I got these valves from Sulphur Springs many years ago. M4.5 thread was how they came in those days, now M5.0 is pretty much the norm.


----------



## Kovacjr (Jan 2, 2008)

Bob 

The difference with the m4.5 true Ronson and the 5mm ones are that the m4.5 always work well. I almost have never replaced one. The M5mm ones are pretty crappy....Accucraft makes their opwn andf I have only 1 engine that the valve works flawless. All the other spray gas all over as they fill. But at the 6.00 coast to replace them you dont always get one that works any differently. 

Roundhouse trains or email at [email protected] suppkies the good ones. Any new tank I make has these and I only with that the Accucraft would start to use them. 
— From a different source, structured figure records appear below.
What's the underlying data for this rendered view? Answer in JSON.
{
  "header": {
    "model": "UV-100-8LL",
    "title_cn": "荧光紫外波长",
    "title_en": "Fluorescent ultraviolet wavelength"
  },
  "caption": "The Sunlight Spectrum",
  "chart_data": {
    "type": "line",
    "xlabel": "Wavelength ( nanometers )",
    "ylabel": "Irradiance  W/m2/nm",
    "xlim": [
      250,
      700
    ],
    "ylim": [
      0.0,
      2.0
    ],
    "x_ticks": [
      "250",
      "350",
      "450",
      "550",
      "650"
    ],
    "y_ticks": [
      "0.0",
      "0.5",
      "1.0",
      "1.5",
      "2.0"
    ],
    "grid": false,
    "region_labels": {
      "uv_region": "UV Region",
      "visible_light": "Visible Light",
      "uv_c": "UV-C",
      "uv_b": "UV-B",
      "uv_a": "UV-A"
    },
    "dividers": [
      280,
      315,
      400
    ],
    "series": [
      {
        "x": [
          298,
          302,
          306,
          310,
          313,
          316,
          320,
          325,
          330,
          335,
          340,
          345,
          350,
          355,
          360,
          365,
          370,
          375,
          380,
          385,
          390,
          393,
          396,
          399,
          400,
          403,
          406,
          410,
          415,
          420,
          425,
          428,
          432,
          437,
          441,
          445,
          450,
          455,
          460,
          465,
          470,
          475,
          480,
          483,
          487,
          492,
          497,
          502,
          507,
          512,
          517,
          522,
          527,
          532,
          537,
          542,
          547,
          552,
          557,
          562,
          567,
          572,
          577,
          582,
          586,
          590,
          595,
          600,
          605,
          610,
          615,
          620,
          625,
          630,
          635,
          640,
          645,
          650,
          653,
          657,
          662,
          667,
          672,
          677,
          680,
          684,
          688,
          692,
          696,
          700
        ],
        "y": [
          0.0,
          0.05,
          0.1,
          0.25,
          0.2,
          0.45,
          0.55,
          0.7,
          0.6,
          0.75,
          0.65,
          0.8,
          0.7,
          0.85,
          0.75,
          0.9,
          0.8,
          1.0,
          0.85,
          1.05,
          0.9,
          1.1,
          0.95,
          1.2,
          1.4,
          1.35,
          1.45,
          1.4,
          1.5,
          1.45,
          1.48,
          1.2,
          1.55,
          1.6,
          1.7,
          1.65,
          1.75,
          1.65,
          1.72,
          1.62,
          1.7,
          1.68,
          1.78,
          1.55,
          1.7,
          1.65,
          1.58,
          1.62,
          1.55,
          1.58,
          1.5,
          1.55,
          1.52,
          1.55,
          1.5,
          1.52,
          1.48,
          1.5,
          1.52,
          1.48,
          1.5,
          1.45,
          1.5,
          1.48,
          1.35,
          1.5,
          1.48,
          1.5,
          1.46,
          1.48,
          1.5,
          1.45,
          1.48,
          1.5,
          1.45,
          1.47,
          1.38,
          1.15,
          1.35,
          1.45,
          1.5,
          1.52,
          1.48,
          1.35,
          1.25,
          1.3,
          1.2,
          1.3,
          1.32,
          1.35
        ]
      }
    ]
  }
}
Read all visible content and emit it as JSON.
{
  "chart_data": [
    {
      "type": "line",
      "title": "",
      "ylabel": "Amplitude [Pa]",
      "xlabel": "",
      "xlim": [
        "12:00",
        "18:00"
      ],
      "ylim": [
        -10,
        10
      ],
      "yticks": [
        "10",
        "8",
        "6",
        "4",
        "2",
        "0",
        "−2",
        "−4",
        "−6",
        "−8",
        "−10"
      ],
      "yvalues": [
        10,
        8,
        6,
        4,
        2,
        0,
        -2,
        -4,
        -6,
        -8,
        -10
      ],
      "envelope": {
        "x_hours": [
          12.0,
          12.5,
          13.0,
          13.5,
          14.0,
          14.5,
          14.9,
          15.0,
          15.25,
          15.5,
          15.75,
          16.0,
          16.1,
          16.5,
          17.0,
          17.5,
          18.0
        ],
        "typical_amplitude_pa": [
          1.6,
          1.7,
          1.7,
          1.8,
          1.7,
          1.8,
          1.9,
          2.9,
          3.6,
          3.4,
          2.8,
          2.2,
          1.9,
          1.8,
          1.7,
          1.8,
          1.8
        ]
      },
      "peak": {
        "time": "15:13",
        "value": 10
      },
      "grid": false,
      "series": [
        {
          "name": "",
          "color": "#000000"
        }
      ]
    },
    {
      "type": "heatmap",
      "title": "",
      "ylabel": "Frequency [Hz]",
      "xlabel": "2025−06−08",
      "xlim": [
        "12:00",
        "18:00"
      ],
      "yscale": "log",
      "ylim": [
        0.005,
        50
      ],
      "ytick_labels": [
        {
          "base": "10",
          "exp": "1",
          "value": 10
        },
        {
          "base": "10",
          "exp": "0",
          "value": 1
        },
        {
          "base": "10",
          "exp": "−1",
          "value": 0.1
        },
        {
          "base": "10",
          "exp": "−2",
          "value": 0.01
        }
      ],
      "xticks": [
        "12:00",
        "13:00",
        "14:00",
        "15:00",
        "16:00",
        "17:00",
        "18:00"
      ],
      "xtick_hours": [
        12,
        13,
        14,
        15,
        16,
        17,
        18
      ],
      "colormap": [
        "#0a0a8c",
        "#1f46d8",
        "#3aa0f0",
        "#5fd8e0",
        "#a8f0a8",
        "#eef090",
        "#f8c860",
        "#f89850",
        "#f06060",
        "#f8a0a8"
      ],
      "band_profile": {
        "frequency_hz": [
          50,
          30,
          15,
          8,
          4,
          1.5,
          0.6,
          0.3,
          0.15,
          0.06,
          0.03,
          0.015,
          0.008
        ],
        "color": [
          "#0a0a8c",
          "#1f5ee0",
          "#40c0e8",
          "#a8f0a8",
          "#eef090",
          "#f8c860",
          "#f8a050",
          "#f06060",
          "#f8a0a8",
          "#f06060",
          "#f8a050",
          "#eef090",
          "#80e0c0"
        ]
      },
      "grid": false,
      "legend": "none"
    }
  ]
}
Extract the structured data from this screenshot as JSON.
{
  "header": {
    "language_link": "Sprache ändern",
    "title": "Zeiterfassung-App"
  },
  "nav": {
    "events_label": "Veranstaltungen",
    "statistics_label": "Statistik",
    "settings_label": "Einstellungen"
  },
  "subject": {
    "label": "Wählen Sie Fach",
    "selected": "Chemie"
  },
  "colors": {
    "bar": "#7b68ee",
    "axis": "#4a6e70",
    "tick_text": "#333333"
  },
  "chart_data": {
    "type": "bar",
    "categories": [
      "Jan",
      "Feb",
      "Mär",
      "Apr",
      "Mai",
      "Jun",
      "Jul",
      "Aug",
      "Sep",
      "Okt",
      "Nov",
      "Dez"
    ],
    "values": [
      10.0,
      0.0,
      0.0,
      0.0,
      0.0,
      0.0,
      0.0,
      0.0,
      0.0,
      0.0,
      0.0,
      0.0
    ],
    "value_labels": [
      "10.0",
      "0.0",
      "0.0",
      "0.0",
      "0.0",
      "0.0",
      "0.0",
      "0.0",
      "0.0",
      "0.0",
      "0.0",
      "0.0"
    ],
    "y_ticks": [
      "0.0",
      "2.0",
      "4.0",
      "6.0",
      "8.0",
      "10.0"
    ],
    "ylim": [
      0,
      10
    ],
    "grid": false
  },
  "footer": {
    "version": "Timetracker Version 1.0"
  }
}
Also if you are in a pinch and need them quick, I have about 6 or so on hand... Just email me offline.


----------



## Rik (Dec 27, 2007)

Chuffed 2 Bits has Ronson valves with whatever threads you might require: www.chuffed2bits.com

Best regards,

~ Rik


----------



## Pete Thornton (Jan 2, 2008)

Who sells Ronson style gas filler valves in 4.5mm x 0.5 thread? 
Bob, 
Acccuraft's eStore sells Ronson valves for their locos as spares. [Tough to find as they don't have a search!] I assume they are metric thread.


----------



## xo18thfa (Jan 2, 2008)

Thanks for the sources guys. I should have followed up on this after I got some from Roundhouse.


----------



## bille1906 (May 2, 2009)

Are the Roundhouse 5.0 or 4.5?


----------



## Phippsburg Eric (Jan 10, 2008)

I had to fix the Ronson valve on my Aster Climax...I couldnt fill the tank with gas...or it wouldnt stay in, more correctly. I called an Aster dealer and he wasnt able to get what I needed...I only had a part number and a discription not the proper name (Ronson) so I took it apart, found the dried out o-ring and replaced it from McMaster Carr. With a bit of gas pipe dope, it works quite well now. the price of 100 baby o-rings and a dab of dope were probably less than I would have spent had he a replacement valve for me. 

But I would have preferred the correct valve. anyone know what size they are or where they could be had?


----------



## xo18thfa (Jan 2, 2008)

Posted By bille1906 on 16 May 2012 07:34 AM 
Are the Roundhouse 5.0 or 4.5? 
Bill: Roundhouse is M4.5 x 0.5


----------